17 Ocak 2012 Salı

Kosova Bir Yaşında,Geçmişi Geleceği...


Kosova Bir Yaşında,Geçmişi Geleceği...PDFYazdıre-Posta
Cuma, 20 Şubat 2009 11:36
Yeni adıyla kurulan bu devletin geçmişi varmı?
Dünya devletlerinin cağrafyasını göz önüne getirildiğinde, Balkan ülkelerininki gibi dünyanın hiçbir yerin eşi benzeri olmadığı görmek güç olmasa gerek.
Arnavutların tam tamına 96 yıl emek, kanlarını ve canlarını verdikten sonra ‘ideallerini gerçekleştirme yoluna girdiklerini ve gelecek 5–10 içerisinde Balkanlarda onların çağı olacağı dünya üzerinde yaşayan tüm Arnavutların %85’inin üzerinde inandığı bir destür’ haline gelmiştir. Bu uğurda emek vermeden ancak “diplomatik bağış ya da ceza!(DeFacto)” niteliğinde gelen bir ikinci Arnavut devleti denilen “Kosova Cumhuriyeti” devleti doğuruverdi. “Bu uğurda emek vermeden” diyorum çünkü, dünyanın neresinde yaşıyor olursa olsun entelektüel olan ya da olmayan hiçbir Arnavutun gönlü ve mantığı “Kosova Cumhuriyeti diye bir devletinin kabulü söz konusu olamayacağını inancıyla yaşıyordu. Bu milli duyguların “Pa Plavë e Guci, pa Kosovë e Çamëri ska Shqipëri---Plava ve Gucia, Kosova ve Çamerya’sız Arnavutluk yoktur” destürüyle büyümüştür her Arnavut. Hatta beşikteyken ve de anaların kuçaklarındayken söylenen ninnilerde bile hep bu destürlerdi. Bir halkının topraklarının 3/2 başkalara veren “Europa e Vjeter---Eski Avrupa”, bu halka bir asra yakın adaletsizlik yapan, adaleti yerine getirmek için İsa Boletini’nin Londra’ya gidişini anlatan ve her Arnavutun hayat felsefesini oluşturan bu mitolojiye dönüşmüş olan bu gerçek doğup büyümüştür. Bir Arnavutun hakkını-öcünü-ait olanını almadan ölemeyeceğini, Oso Kuka’nın yaşam felsefesini, binlerce yıllık oluşagelen Arnavut BESA’sının birlik beraberlik felsefesini çoluk-çocuğuna aktarmazsa lanetleneceği inancı, vatana ihanetin cezası modern kanunların değil Leke Dukagjini Kanunnamesinide belirtildiği gibi cezalandırılacağı ve de mezarı bile içine barındırmayacağı gibi… örf, adet, gelenek, görenek ve kültürüyle doğup büyüyen bu halk ne kadar daha ayrı ayrı devletlerde bırakılacak… Yeni bir devlete ihtiyacı yoktu Arnavutların.

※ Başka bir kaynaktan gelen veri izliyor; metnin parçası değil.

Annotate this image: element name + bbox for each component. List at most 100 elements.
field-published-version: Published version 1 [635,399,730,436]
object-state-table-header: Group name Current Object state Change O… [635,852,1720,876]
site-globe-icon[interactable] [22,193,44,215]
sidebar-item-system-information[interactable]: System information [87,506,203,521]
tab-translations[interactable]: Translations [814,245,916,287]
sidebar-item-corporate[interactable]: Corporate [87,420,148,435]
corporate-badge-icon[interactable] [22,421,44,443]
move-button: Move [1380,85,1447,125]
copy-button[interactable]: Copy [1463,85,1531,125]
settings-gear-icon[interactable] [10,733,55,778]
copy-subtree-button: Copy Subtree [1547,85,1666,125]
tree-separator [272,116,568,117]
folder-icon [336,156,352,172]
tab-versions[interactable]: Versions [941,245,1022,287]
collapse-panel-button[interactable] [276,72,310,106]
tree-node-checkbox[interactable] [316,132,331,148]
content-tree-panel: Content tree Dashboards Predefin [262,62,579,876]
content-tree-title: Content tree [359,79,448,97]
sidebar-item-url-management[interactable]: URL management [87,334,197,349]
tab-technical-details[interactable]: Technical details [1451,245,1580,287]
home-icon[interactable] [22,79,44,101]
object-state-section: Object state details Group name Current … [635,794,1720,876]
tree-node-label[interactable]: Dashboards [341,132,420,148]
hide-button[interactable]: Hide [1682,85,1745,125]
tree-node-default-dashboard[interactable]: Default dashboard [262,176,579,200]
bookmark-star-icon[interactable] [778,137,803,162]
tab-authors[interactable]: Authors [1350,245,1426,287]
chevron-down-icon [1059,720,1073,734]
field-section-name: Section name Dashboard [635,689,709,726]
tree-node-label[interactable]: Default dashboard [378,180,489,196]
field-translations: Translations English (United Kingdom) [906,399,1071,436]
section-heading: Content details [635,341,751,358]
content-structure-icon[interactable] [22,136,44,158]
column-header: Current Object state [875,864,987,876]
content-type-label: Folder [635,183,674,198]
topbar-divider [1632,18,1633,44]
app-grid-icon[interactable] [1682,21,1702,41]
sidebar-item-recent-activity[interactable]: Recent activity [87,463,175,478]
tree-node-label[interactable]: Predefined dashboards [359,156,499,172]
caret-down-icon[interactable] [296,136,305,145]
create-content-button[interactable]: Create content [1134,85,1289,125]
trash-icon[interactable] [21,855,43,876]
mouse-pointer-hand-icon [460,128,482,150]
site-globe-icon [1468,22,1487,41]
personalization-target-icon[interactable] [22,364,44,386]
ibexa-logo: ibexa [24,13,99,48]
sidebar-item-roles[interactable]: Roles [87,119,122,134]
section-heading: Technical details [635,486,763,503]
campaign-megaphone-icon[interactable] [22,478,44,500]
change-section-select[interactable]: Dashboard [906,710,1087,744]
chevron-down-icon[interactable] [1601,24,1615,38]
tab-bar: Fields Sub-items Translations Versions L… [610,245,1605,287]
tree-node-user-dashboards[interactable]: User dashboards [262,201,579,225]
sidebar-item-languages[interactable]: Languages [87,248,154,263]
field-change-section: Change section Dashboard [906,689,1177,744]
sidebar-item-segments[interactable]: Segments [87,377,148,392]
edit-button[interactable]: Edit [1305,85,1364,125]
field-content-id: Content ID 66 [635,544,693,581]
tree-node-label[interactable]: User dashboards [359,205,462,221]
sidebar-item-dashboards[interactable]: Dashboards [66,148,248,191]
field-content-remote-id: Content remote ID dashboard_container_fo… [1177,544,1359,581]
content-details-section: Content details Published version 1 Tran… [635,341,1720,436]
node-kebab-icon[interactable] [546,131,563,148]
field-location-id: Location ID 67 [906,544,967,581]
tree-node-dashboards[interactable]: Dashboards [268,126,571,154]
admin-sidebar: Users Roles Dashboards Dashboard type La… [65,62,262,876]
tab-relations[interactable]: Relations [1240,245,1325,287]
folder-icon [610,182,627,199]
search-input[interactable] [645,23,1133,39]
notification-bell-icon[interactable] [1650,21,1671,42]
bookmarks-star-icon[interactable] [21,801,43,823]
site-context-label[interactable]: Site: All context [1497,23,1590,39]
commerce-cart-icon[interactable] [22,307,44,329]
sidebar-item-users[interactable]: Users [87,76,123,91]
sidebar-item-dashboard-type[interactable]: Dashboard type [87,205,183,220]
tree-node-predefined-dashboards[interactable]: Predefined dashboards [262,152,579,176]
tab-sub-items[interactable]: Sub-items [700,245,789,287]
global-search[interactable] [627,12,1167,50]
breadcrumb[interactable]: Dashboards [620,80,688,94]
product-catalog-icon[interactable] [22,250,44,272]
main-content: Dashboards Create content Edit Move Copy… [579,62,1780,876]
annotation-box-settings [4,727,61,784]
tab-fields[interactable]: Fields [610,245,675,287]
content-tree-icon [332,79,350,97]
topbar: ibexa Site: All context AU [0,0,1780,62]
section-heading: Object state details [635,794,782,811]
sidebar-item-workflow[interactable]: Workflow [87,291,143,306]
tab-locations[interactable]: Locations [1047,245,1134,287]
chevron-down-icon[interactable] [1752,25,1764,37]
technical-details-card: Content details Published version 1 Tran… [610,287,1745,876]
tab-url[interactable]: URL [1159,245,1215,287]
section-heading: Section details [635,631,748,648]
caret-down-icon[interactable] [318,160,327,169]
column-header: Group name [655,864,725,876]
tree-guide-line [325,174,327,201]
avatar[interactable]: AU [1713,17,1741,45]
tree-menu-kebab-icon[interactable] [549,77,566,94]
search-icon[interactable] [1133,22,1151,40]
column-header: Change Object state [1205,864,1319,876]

Kosova’nın geçmişi var ama Sırp değil, o Arnavut’tu ve öyle kalacaktır. Fakat bunu belirtirken yanlış anlaşılmaması gerek çok önemli bir konu var burada o da “Kosovar-Kosovski-Kosovoan” diye bir ırk yoktur dünya. Kosova coğrafi bir bölge adıdır ve binlerce yıldır Trakların torunları olan İliryalılar ve onların çocukları olna Arnavutların topraklarıdır. Amma bu topraklarda Arnavutlar tarihinde hiçbir ırka ve hiç kimseye karşı soykırım-Genocide yapmadılar. Başkaları geldi ve eskiden olduğu gibi son yıllarda da soykırım yaptıklarını dünya âlem biliyor. Belgrat tv’lerinde canlı canlı Boşnak Müslümanları ve de Arnavut Müslümanları çoluk-çocuk, kadın-erkek, genç-yaşlı demeden işkencelerle katledildi. Hatta BM askerlerinin gözetimi altında olan kamp ve bölgelerde bu korumasız-sılahsız insanlar hiç uğurna katledildi. Oysaki bunlar suçsuzdu, tek suçu Boşnak olmak, Arnavut olmak, Müslüman olmaktı.
Avrupa bölgemizde hata üzerine hata yapmaya alışmıştır. Bahçesi olan bu bölge onun için önemi hiç yoktu şimdiye kadar. Bunu da, yaptığı hataları düzetmeye başlamamasından anlıyoruz. Ama tükenen Avrupa yeni mekânlar ararken kendi bahçesine göz attı. Attı ama yabani hayvanlar ne bir ot bırakmış ne de bi ağaç… sadece kan ve bu dökülen kanı istikrarlı bir gelecek için affedebilecek iki halk gördü. Bıkmış usanmış bu iki halkı daha da ezmek ve üzerlerine ekspertiz yapmak kolay olacağı için deney olarak kullanmayı başladı. İlki BonsaHersek Cumhuriyeti idi, istikrar yok, ümit de yok, tutmadı işte maalesef. İkincisi Kosova idi, bu da hiç tutmayacağı bile bile dokuz sene sonra ilkel bir kabileciliğin ötesinde bile geçmeyen bir anlayışla bir devlet kurdu, onun adı “Kosova Cuhuriyeti”ydi. Geçmişinden kopartarak sankı gökyüzünden yeni inmiş altı tane halklı bir devlet.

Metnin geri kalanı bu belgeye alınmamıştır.